84 year-old Florence has fallen on the floor in her flat at Cherry Tree Home for the Elderly. As she waits to be rescued, her mind wanders.
She thinks about her friend Elsie, who she’s known for over 60 years. She thinks about the times they’ve spent together, before coming to the home and since arriving here.
And she thinks about a more recent arrival, a man Florence recognises but who died 60 years ago. What is he doing here? And why is everyone so convinced that his name is Gabriel Price when Florence knows him as Billy Butler?
Joanna Cannon’s latest novel is deceptively simple - an elderly woman with dementia thinks she sees someone she knows and slowly recalls a traumatic event from a long time ago. But rather like Emma Healey’s recent novel Elizabeth Is Missing, this is about far more than that.

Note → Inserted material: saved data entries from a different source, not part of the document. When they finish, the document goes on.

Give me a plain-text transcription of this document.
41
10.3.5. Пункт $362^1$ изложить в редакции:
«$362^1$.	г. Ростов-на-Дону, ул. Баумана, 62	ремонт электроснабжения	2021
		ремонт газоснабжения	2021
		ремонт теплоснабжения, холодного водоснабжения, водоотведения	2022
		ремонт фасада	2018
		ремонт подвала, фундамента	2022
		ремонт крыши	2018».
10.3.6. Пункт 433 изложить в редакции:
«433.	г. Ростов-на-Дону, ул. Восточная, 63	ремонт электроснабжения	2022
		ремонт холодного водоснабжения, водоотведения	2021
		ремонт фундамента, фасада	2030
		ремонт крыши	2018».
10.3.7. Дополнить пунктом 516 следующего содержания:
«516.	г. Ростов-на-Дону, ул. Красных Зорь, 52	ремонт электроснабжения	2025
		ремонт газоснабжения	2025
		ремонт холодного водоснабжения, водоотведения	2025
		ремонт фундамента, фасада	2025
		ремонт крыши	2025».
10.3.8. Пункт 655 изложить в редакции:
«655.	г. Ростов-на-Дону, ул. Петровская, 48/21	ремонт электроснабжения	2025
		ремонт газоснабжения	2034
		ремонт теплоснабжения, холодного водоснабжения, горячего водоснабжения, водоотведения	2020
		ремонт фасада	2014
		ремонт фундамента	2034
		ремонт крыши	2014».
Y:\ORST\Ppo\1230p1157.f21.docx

It’s about friendship and how we see ourselves through the eyes of others. It’s about human frailty and the way elderly people are treated in a society obsessed with youth and beauty. And it’s about the lies we tell - to ourselves and others.
Is it a crime novel? Yes, insofar as a number of crimes are committed.
The writing is shot through with humour. Some scenes made me laugh out loud. But deep down this is a profoundly moving book, with a cast of eccentric but believable characters and a huge amount of heart. I loved it.